My dalmatian’sexcited barking alerted me to a silver-green van that had stopped in the driveway. It was November, and our herb shop was closed for the winter. Occasionally, however, someone would ignore the signs and stop anyway, something that generally irritates me and may be the source of my nickname, “the Ozarks Curmudgeon”.
By the time I had put on a jacket and shoes, three women were on the front porch of the shop, pulling on the locked door. Dressed in red-and-white-striped pajamas and long red stocking caps, they looked like truants from a clown college. I walked outside on the porch and yelled, “We aren’t open until spring!”
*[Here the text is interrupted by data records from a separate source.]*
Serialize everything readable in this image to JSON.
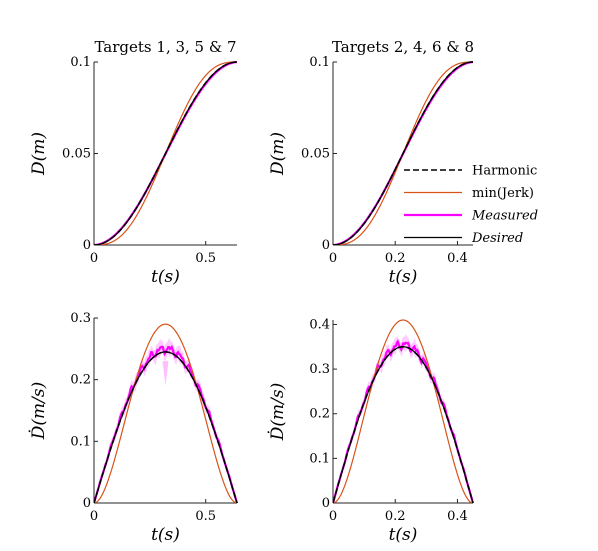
{
  "figure": {
    "legend": {
      "placement": "inside lower-right of top-right panel",
      "entries": [
        {
          "label": "Harmonic",
          "style": "dashed",
          "color": "#000000",
          "italic": false
        },
        {
          "label": "min(Jerk)",
          "style": "solid",
          "color": "#d95319",
          "italic": false
        },
        {
          "label": "Measured",
          "style": "solid",
          "color": "#ff00ff",
          "italic": true
        },
        {
          "label": "Desired",
          "style": "solid",
          "color": "#000000",
          "italic": true
        }
      ]
    }
  },
  "chart_data": [
    {
      "type": "line",
      "panel": "top-left",
      "title": "Targets 1, 3, 5 & 7",
      "xlabel": "t(s)",
      "ylabel": "D(m)",
      "xlim": [
        0,
        0.64
      ],
      "ylim": [
        0,
        0.1
      ],
      "xticks": [
        "0",
        "0.5"
      ],
      "yticks": [
        "0",
        "0.05",
        "0.1"
      ],
      "grid": false,
      "series": [
        {
          "name": "Harmonic",
          "kind": "harmonic_pos",
          "T": 0.64,
          "amp": 0.1,
          "color": "#000000",
          "dash": true
        },
        {
          "name": "min(Jerk)",
          "kind": "minjerk_pos",
          "T": 0.64,
          "amp": 0.1,
          "color": "#d95319"
        },
        {
          "name": "Measured",
          "kind": "measured_pos",
          "T": 0.64,
          "amp": 0.1,
          "color": "#ff00ff"
        },
        {
          "name": "Desired",
          "kind": "harmonic_pos",
          "T": 0.64,
          "amp": 0.1,
          "color": "#000000"
        }
      ]
    },
    {
      "type": "line",
      "panel": "top-right",
      "title": "Targets 2, 4, 6 & 8",
      "xlabel": "t(s)",
      "ylabel": "D(m)",
      "xlim": [
        0,
        0.45
      ],
      "ylim": [
        0,
        0.1
      ],
      "xticks": [
        "0",
        "0.2",
        "0.4"
      ],
      "yticks": [
        "0",
        "0.05",
        "0.1"
      ],
      "grid": false,
      "series": [
        {
          "name": "Harmonic",
          "kind": "harmonic_pos",
          "T": 0.45,
          "amp": 0.1,
          "color": "#000000",
          "dash": true
        },
        {
          "name": "min(Jerk)",
          "kind": "minjerk_pos",
          "T": 0.45,
          "amp": 0.1,
          "color": "#d95319"
        },
        {
          "name": "Measured",
          "kind": "measured_pos",
          "T": 0.45,
          "amp": 0.1,
          "color": "#ff00ff"
        },
        {
          "name": "Desired",
          "kind": "harmonic_pos",
          "T": 0.45,
          "amp": 0.1,
          "color": "#000000"
        }
      ]
    },
    {
      "type": "line",
      "panel": "bottom-left",
      "title": "",
      "xlabel": "t(s)",
      "ylabel": "Ḋ(m/s)",
      "xlim": [
        0,
        0.64
      ],
      "ylim": [
        0,
        0.3
      ],
      "xticks": [
        "0",
        "0.5"
      ],
      "yticks": [
        "0",
        "0.1",
        "0.2",
        "0.3"
      ],
      "grid": false,
      "peaks": {
        "harmonic": 0.245,
        "minjerk": 0.29,
        "measured": 0.25
      },
      "series": [
        {
          "name": "Harmonic",
          "kind": "harmonic_vel",
          "T": 0.64,
          "color": "#000000",
          "dash": true
        },
        {
          "name": "min(Jerk)",
          "kind": "minjerk_vel",
          "T": 0.64,
          "color": "#d95319"
        },
        {
          "name": "Measured",
          "kind": "measured_vel",
          "T": 0.64,
          "color": "#ff00ff",
          "band": true
        },
        {
          "name": "Desired",
          "kind": "harmonic_vel",
          "T": 0.64,
          "color": "#000000"
        }
      ]
    },
    {
      "type": "line",
      "panel": "bottom-right",
      "title": "",
      "xlabel": "t(s)",
      "ylabel": "Ḋ(m/s)",
      "xlim": [
        0,
        0.45
      ],
      "ylim": [
        0,
        0.41
      ],
      "xticks": [
        "0",
        "0.2",
        "0.4"
      ],
      "yticks": [
        "0",
        "0.1",
        "0.2",
        "0.3",
        "0.4"
      ],
      "grid": false,
      "peaks": {
        "harmonic": 0.35,
        "minjerk": 0.41,
        "measured": 0.355
      },
      "series": [
        {
          "name": "Harmonic",
          "kind": "harmonic_vel",
          "T": 0.45,
          "color": "#000000",
          "dash": true
        },
        {
          "name": "min(Jerk)",
          "kind": "minjerk_vel",
          "T": 0.45,
          "color": "#d95319"
        },
        {
          "name": "Measured",
          "kind": "measured_vel",
          "T": 0.45,
          "color": "#ff00ff",
          "band": true
        },
        {
          "name": "Desired",
          "kind": "harmonic_vel",
          "T": 0.45,
          "color": "#000000"
        }
      ]
    }
  ]
}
Undaunted, they introduced themselves as the sisters-in-law of my new neighbor, Johnny Cash, and explained their odd outfits as traditional garb for their annual Christmas shopping spree. After I had shown them around the shop and the late fall garden, they invited me over to meet Cash.
Now I can’t claim to be a serious country music fan, but Johnny Cash is different. With him, I felt a connection. During my high school years in the 1960s, my best friend and I often used to drive to the top of the sandstone bluffs overlooking the Osage River. From that point, we could see for miles to the valley beyond, but more important, we could pick up the Grand Ole Opry from Nashville on the radio in my 1951 Chevy. While we sat talking about school, our dreams, and life in general, Johnny Cash would sing to us. His wife, June Carter Cash, also serenaded us on occasion.
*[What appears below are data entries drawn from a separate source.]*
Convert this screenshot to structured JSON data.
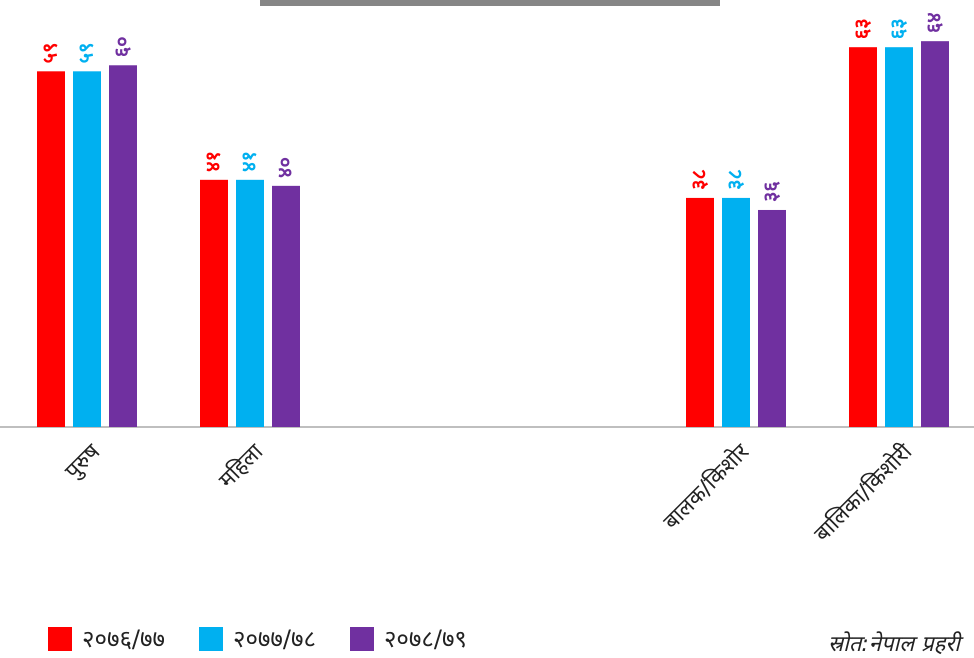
{
  "chart_data": {
    "type": "bar",
    "title": "",
    "xlabel": "",
    "ylabel": "",
    "ylim": [
      0,
      70
    ],
    "grid": false,
    "legend_position": "bottom-left",
    "categories": [
      "पुरुष",
      "महिला",
      "",
      "बालक/किशोर",
      "बालिका/किशोरी"
    ],
    "series": [
      {
        "name": "२०७६/७७",
        "color": "#ff0000",
        "values": [
          59,
          41,
          null,
          38,
          63
        ],
        "labels": [
          "५९",
          "४१",
          "",
          "३८",
          "६३"
        ]
      },
      {
        "name": "२०७७/७८",
        "color": "#00b0f0",
        "values": [
          59,
          41,
          null,
          38,
          63
        ],
        "labels": [
          "५९",
          "४१",
          "",
          "३८",
          "६३"
        ]
      },
      {
        "name": "२०७८/७९",
        "color": "#7030a0",
        "values": [
          60,
          40,
          null,
          36,
          64
        ],
        "labels": [
          "६०",
          "४०",
          "",
          "३६",
          "६४"
        ]
      }
    ]
  },
  "source_text": "स्रोत:नेपाल प्रहरी"
}
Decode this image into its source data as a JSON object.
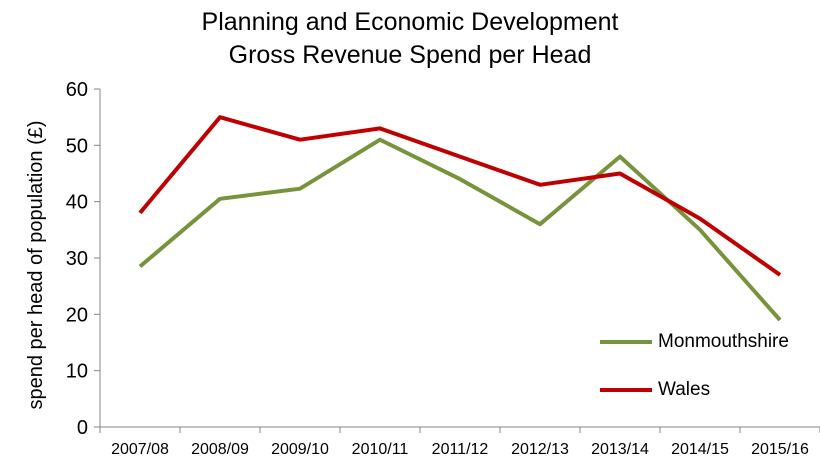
{
  "chart_data": {
    "type": "line",
    "title": "Planning and Economic Development",
    "subtitle": "Gross Revenue Spend per Head",
    "xlabel": "",
    "ylabel": "spend per head of population (£)",
    "categories": [
      "2007/08",
      "2008/09",
      "2009/10",
      "2010/11",
      "2011/12",
      "2012/13",
      "2013/14",
      "2014/15",
      "2015/16"
    ],
    "ylim": [
      0,
      60
    ],
    "yticks": [
      0,
      10,
      20,
      30,
      40,
      50,
      60
    ],
    "grid": false,
    "legend": "bottom-right",
    "series": [
      {
        "name": "Monmouthshire",
        "color": "#77933c",
        "values": [
          28.5,
          40.5,
          42.3,
          51,
          44,
          36,
          48,
          35,
          19
        ]
      },
      {
        "name": "Wales",
        "color": "#c00000",
        "values": [
          38,
          55,
          51,
          53,
          48,
          43,
          45,
          37,
          27
        ]
      }
    ]
  }
}
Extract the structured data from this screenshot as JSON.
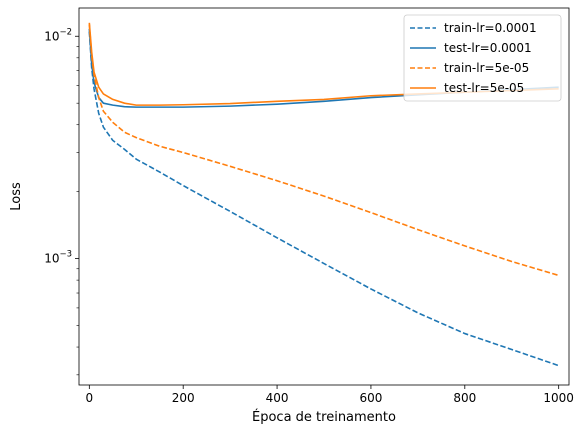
{
  "chart_data": {
    "type": "line",
    "title": "",
    "xlabel": "Época de treinamento",
    "ylabel": "Loss",
    "xlim": [
      -22,
      1022
    ],
    "ylim": [
      0.00027,
      0.0134
    ],
    "yscale": "log",
    "grid": false,
    "legend_position": "upper-right",
    "x_ticks": [
      {
        "value": 0,
        "label": "0"
      },
      {
        "value": 200,
        "label": "200"
      },
      {
        "value": 400,
        "label": "400"
      },
      {
        "value": 600,
        "label": "600"
      },
      {
        "value": 800,
        "label": "800"
      },
      {
        "value": 1000,
        "label": "1000"
      }
    ],
    "y_major_ticks": [
      {
        "value": 0.001,
        "label_base": "10",
        "label_exp": "−3"
      },
      {
        "value": 0.01,
        "label_base": "10",
        "label_exp": "−2"
      }
    ],
    "y_minor_ticks": [
      0.0003,
      0.0004,
      0.0005,
      0.0006,
      0.0007,
      0.0008,
      0.0009,
      0.002,
      0.003,
      0.004,
      0.005,
      0.006,
      0.007,
      0.008,
      0.009
    ],
    "series": [
      {
        "name": "train-lr=0.0001",
        "color": "#1f77b4",
        "linestyle": "dashed",
        "x": [
          0,
          5,
          10,
          20,
          30,
          50,
          75,
          100,
          150,
          200,
          300,
          400,
          500,
          600,
          700,
          800,
          900,
          1000
        ],
        "y": [
          0.0105,
          0.0072,
          0.0058,
          0.0045,
          0.0039,
          0.0034,
          0.0031,
          0.0028,
          0.00245,
          0.00213,
          0.00163,
          0.00124,
          0.00095,
          0.00073,
          0.00057,
          0.00046,
          0.00039,
          0.00033
        ]
      },
      {
        "name": "test-lr=0.0001",
        "color": "#1f77b4",
        "linestyle": "solid",
        "x": [
          0,
          5,
          10,
          20,
          30,
          50,
          75,
          100,
          150,
          200,
          300,
          400,
          500,
          600,
          700,
          800,
          900,
          1000
        ],
        "y": [
          0.0108,
          0.0075,
          0.0062,
          0.0053,
          0.005,
          0.0049,
          0.00482,
          0.0048,
          0.0048,
          0.0048,
          0.00485,
          0.00495,
          0.0051,
          0.0053,
          0.00545,
          0.0056,
          0.00575,
          0.0059
        ]
      },
      {
        "name": "train-lr=5e-05",
        "color": "#ff7f0e",
        "linestyle": "dashed",
        "x": [
          0,
          5,
          10,
          20,
          30,
          50,
          75,
          100,
          150,
          200,
          300,
          400,
          500,
          600,
          700,
          800,
          900,
          1000
        ],
        "y": [
          0.0113,
          0.0082,
          0.0067,
          0.0053,
          0.0046,
          0.0041,
          0.0037,
          0.0035,
          0.0032,
          0.003,
          0.0026,
          0.00224,
          0.00191,
          0.00161,
          0.00135,
          0.00114,
          0.00097,
          0.00084
        ]
      },
      {
        "name": "test-lr=5e-05",
        "color": "#ff7f0e",
        "linestyle": "solid",
        "x": [
          0,
          5,
          10,
          20,
          30,
          50,
          75,
          100,
          150,
          200,
          300,
          400,
          500,
          600,
          700,
          800,
          900,
          1000
        ],
        "y": [
          0.0115,
          0.0085,
          0.0069,
          0.0059,
          0.0055,
          0.0052,
          0.005,
          0.0049,
          0.0049,
          0.00492,
          0.00498,
          0.0051,
          0.0052,
          0.0054,
          0.0055,
          0.0056,
          0.0057,
          0.0058
        ]
      }
    ]
  }
}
I thought of these things as I walked along the curving road leading to the Cash house. Johnny and June were sitting in chairs on the patio that overlooks a clear blue lake. He held out his hand and, in that deep voice I had heard so many times over the radio, said, “Hello, I’m Johnny Cash. I hope you don’t mind neighbors.”
As we sat there on the patio, he’d eat a few bites from a plate of food, talk a little, strum a chord or two on his guitar, then take another bite or two. He seemed quiet, perhaps a little shy. June didn’t seem much different from when she was “Little Junie Carter” on the Nashville show forty years ago: still telling funny stories, laughing, and cutting up with her sisters.
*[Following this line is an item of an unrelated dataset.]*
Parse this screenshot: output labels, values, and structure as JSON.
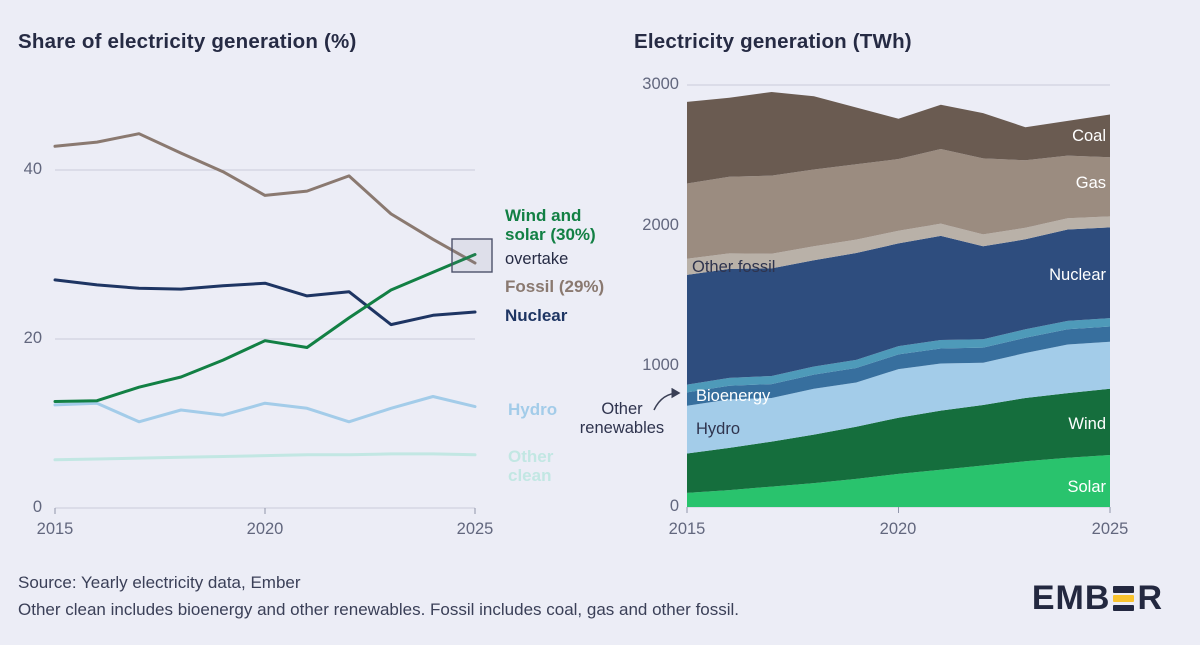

Johnny began stopping by the farm on his daily trips to town for coffee. He liked to buy our fresh eggs and look around the shop. He and I often walked the yard and pasture, looking at my goats, calves, geese, and other farm animals. He told me about the buffalo he had on his Tennessee farm and the ostrich that had kicked him, breaking three ribs and nearly killing him. He told me he enjoyed the peacefulness of my old farmstead and that it reminded him of where he’d grown up.
Little by little, I showed him the herbs I grow. Sometimes I picked a few bunches of culinary herbs for him to take home to his chef; sometimes I sent him home with flowers for June. Other times, I would talk about the medicinal aspects of the herbs in my garden.
One day, Johnny mentioned that he and June were going on a three-month European concert tour and that he was worried that the throat irritation he had developed from constant singing might cause him problems. “What kind of herbal thing do you have for a sore throat?” he asked.
I scanned the shelves, eager to find something to help this man who had given me music and memories. There wasn’t time to make horehound cough drops. I didn’t have a tincture or lozenge in the store for sore throats.
Suddenly, my eye lit on a display of raspberry-thyme vinegar. I remembered that I had been given vinegar and honey for sore throats as a child, and now I gargle with a strong thyme tea whenever I feel the first prickles of a sore throat. Picking up a bottle, I said, “Gargle about a tablespoonful of this before going on stage. I think it will help.”
The next day, the Cashes waved good-bye as they drove past the farm. I didn’t hear from them for months.
On the first day back from the tour, Johnny stopped by. “Have you got any more of that vinegar? I couldn’t have gotten through my tour without it.”
Here’s my recipe:
MAKES 6 CUPS
• 4 cups red raspberries, crushed slightly
• 6 cups cider vinegar
•8 four-inch sprigs of fresh thyme
1. Combine all the ingredients in a glass container with a nonmetallic lid. 2. Shake daily for 2 weeks. 3. Strain the liquid, discarding the thyme and raspberries. 4. Heat the vinegar and stir in 1 tablespoon honey or brown sugar. Pour the vinegar into bottles, seal with corks, and store in the refrigerator. It will keep its full flavor for 6 to 8 months.
Jim Long is an herbalist and the owner of Long Creek Herb Farm in Oak Grove, Arkansas.